To analyze and evaluate the development toward a low-carbon energy system with focus on flexibility options, REFLEX brings together the comprehensive expertise and competences of known European experts. Each partner focuses on one or two of the research fields: techno-economic learning, fundamental energy system modeling or environmental and social life cycle assessment. To link and apply these three research fields in a compatible way, an innovative and comprehensive energy models system (EMS) is developed, which couples the models, tools, findings and data from all involved partners in this book (cf. Chapter 3). It is based on a common database and scenario framework. The results from the energy models system helps to understand the complex links, interactions and interdependencies between different actors, available technologies and impact of the different interventions on all levels from the individual to the whole energy system. In this way, the knowledge base for decision-making concerning feasibility, effectiveness, costs and impacts of different policy measures is strengthened and shall assist policymakers.

This book describes possible pathways and necessary steps toward a more sustainable energy system based on a detailed and fundamental analysis of the energy system. Derived from the abovementioned core objective, following sub-goals are addressed and structure this book:

  1. 1.

    Analyze and model the impacts of technological development and innovation on the energy system by enhancing and combining different sectoral approaches and experience curves (cf. Part I and II).

  2. 2.

    Set up a holistic and consistent (socio-technical) scenario framework based on the Strategy Energy Technology Plan (SET-Plan) up to the year 2050 (cf.
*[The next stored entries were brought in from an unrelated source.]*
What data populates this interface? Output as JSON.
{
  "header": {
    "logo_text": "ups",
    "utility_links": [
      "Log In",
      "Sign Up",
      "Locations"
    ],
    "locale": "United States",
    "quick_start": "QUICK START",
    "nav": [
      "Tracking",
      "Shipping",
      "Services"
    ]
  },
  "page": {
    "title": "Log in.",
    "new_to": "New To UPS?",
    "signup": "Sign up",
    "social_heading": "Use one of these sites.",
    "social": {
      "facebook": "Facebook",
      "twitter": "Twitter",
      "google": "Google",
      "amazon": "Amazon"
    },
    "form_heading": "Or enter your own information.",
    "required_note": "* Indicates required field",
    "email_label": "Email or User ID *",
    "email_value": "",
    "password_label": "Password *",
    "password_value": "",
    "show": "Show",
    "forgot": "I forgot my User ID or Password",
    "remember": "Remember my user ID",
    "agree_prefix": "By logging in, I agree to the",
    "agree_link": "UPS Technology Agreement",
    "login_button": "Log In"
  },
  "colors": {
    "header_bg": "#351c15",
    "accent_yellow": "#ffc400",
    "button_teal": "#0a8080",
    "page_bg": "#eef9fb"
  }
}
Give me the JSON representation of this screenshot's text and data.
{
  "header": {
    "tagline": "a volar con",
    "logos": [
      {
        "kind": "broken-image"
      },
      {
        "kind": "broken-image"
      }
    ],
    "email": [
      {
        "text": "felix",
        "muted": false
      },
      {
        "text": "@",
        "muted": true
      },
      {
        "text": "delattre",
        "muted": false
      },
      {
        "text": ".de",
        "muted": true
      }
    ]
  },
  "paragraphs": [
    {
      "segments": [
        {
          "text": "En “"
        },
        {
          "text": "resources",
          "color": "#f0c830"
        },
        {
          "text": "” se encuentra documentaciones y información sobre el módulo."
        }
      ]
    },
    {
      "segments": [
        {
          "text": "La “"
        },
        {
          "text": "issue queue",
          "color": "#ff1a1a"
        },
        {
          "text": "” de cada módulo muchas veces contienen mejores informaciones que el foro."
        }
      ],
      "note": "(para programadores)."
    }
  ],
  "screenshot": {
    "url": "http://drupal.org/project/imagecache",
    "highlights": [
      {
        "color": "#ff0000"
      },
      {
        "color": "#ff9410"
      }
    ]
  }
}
Part I, especially Chapter 2).

  3. 3.

    Develop an Energy Models System (EMS), which links different models and approaches, including a common database and interface to analyze the complex interactions and interdependencies between the different actors, the available technologies and the impact of the different interventions on all levels from the individual to the whole energy system (cf. Part I, especially Chapter 3).

  4. 4.

    Derive experience curves for energy technologies and incorporate them in the energy models systems to assess the future competitiveness of upcoming technologies and their diffusion into the system as well as their interferences with existing technologies, including grid aspects (cf. Part II).

  5. 5.

    Comparative assessment of prospective flexibility portfolios to integrate RES-based electricity generation, considering demand side management, grid reinforcement, energy storage, flexible generation capacities, and alternative electricity market designs as well as their impacts. While Part III focuses on demand side flexibility and the impact of disruptive technologies, Part IV has a strong focus on the supply side and system perspective as well as on market design issues.

  6. 6.

    Quantification of external costs and socio-environmental impacts of whole energy system transition pathways, considering the entire life cycle of new and existing energy technologies (cf. Part V).

  7. 7.

    Derive policy measures from the entire assessments in the framework of the SET-Plan to assist policymakers in identifying and analyzing effective strategies for a transition to an efficient low-carbon energy system (cf. Part VI).